The location and properties of the MDV2 ORFs identified are summarized in Table 1. The deduced protein encoded by MDV2 UL30 consisted of 1190 amino acids, with 76·5% identity to that of MDV1, and it exhibited extensive amino acid similarity with the DNA polymerase of HSV-1. MDV2 DNA polymerase was longer than that of MDV1 by 10 amino acids and it contained nine highly conserved putative functional regions that were described previously for MDV1 (Sui et al., 1995 ). As other genes relating to DNA replication, we identified the UL39 and UL40 homologues as ribonucleotide reductase large (RR1) and small (RR2) subunits, respectively.
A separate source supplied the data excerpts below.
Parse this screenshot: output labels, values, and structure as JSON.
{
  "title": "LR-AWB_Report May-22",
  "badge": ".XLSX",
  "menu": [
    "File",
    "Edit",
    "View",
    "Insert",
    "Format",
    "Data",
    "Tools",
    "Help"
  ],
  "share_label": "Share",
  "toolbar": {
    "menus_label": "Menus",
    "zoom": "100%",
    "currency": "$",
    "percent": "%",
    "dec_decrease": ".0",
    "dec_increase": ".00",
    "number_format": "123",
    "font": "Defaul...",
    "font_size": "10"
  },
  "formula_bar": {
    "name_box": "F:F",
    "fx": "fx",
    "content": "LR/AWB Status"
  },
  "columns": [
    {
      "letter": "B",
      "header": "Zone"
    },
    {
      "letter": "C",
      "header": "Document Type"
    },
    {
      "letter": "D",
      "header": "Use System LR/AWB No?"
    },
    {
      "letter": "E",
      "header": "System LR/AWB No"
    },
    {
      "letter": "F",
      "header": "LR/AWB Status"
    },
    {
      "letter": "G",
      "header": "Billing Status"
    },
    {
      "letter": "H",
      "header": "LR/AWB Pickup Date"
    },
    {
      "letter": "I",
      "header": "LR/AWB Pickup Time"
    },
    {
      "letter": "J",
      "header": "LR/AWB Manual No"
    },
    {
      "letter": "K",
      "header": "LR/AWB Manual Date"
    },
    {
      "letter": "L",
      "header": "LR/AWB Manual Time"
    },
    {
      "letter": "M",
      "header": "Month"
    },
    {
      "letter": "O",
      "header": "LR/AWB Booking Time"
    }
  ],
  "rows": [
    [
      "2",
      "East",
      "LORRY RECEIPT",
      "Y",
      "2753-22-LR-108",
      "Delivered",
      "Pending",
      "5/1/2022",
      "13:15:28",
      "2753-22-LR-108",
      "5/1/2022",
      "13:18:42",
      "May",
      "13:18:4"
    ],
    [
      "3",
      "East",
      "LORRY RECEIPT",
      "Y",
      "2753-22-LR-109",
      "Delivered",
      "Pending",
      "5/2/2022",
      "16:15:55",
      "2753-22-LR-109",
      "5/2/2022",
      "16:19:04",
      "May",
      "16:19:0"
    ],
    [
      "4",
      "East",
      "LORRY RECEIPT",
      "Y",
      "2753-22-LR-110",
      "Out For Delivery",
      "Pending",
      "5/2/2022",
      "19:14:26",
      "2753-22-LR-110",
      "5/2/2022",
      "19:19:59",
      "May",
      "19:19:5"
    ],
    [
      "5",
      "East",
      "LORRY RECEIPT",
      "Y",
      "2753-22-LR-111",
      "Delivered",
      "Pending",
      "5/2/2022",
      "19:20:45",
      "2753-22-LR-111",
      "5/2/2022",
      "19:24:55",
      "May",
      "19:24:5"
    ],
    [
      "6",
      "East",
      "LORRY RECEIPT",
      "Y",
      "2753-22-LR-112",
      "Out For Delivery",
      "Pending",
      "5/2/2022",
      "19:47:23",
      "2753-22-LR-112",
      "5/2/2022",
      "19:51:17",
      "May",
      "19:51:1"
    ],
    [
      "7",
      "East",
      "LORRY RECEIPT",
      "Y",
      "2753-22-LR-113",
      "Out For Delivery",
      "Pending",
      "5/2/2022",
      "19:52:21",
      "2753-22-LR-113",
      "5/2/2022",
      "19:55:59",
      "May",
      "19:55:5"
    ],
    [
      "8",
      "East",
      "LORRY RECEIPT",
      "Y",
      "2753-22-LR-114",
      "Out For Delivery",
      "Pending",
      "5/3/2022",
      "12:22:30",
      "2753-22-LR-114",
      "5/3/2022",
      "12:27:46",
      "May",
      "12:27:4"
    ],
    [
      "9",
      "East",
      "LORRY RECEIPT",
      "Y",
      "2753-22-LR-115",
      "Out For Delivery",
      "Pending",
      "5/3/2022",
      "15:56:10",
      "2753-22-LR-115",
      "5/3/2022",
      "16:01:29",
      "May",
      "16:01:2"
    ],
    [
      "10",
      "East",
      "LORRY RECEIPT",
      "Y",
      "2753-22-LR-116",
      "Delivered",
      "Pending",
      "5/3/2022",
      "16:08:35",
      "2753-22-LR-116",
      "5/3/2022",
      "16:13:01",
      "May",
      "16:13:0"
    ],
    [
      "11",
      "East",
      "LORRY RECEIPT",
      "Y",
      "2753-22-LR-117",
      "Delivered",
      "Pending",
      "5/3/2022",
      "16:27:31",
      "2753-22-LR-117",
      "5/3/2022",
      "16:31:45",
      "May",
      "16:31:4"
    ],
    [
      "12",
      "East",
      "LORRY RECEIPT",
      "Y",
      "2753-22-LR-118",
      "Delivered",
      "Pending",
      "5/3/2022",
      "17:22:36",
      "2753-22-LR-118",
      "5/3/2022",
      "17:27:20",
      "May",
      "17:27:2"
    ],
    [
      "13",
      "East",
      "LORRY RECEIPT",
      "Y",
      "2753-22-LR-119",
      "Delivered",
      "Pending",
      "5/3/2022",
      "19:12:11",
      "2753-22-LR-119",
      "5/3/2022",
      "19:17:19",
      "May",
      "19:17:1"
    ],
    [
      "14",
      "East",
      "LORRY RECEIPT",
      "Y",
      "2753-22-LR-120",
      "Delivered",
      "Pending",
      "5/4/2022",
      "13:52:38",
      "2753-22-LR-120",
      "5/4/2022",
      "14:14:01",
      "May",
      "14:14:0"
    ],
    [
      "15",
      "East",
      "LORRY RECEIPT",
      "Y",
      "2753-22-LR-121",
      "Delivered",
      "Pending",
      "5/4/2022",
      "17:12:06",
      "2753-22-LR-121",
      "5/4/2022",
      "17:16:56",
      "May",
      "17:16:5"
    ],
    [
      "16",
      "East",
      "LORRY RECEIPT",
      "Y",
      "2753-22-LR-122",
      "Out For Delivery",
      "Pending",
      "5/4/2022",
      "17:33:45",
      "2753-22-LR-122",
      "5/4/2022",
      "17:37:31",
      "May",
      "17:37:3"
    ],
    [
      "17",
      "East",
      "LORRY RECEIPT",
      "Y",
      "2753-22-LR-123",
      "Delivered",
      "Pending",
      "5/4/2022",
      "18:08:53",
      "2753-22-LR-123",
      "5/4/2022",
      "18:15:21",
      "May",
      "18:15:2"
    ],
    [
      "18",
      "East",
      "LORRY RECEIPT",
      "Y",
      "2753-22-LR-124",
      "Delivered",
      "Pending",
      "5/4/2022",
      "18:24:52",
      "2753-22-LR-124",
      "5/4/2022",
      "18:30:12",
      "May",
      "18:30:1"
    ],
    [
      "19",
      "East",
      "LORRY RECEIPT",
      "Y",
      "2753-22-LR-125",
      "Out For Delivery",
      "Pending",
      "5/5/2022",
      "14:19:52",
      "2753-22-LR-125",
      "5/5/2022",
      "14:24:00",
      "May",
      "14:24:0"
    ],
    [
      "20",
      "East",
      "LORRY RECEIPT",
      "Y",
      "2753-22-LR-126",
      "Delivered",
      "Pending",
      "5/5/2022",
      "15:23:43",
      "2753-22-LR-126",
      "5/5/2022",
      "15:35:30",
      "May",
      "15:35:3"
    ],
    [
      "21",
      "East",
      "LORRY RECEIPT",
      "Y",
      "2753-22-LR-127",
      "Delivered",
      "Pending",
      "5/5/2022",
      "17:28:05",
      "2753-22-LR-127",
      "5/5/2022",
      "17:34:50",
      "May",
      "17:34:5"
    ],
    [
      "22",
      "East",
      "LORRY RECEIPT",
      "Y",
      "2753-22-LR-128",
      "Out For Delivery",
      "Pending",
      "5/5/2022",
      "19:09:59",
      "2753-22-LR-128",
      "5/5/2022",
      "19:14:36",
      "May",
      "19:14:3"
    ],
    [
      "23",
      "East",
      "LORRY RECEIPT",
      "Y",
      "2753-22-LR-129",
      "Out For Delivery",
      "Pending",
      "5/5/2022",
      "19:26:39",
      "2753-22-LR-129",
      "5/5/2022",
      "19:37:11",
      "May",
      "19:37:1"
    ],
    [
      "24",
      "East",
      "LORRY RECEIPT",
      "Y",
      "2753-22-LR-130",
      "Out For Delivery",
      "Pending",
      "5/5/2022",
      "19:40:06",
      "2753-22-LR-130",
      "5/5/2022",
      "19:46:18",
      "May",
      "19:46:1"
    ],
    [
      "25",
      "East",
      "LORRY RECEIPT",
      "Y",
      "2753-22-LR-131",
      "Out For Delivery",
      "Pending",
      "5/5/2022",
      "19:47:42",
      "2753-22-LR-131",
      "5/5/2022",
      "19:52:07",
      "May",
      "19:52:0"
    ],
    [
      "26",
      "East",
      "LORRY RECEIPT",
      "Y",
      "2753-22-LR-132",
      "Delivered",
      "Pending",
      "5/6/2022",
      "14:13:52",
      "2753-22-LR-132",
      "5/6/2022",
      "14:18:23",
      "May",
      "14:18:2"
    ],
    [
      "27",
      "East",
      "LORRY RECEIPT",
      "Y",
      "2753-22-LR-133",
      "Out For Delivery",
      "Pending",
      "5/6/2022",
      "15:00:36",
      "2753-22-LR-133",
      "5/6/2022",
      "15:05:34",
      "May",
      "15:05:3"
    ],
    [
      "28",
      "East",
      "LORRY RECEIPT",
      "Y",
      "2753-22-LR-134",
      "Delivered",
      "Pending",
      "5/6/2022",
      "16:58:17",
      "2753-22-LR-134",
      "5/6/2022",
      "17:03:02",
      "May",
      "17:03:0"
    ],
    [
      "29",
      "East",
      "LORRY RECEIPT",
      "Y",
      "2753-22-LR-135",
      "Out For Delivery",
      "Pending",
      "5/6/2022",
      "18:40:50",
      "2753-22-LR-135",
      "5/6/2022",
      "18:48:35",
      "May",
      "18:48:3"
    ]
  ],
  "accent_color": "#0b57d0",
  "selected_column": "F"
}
The deduced MDV2 RR1 consisted of 797 amino acids and contained three conserved glycine residues within the sequence G–X–G–X–X–G at positions 523–528, corresponding to the nucleotide-binding site (Nikas et al., 1986 ). However, similarly to EHV-4 (Riggio & Onions, 1994 ), MDV2 lacked the protein kinase domain of RR1. MDV2 RR2 consisted of 353 amino acids and exhibited the highest identity (59·5–80·7%) to other alphaherpesviruses among the 11 homologues identified (Table 1). His-144 and Tyr-148 of MDV2 RR2, the putative iron-binding site and tyrosine free radical, were positionally conserved as compared with other herpesviruses (Nikas et al., 1986 ). Further, the C terminus of RR2 was reported in pseudorabies virus and HSV-1 to have a critical role for subunit association and to be one of the target sites of antivirus drugs (Dutia et al., 1986 ; Liuzzi et al., 1994 ). This region was completely conserved in MDV2.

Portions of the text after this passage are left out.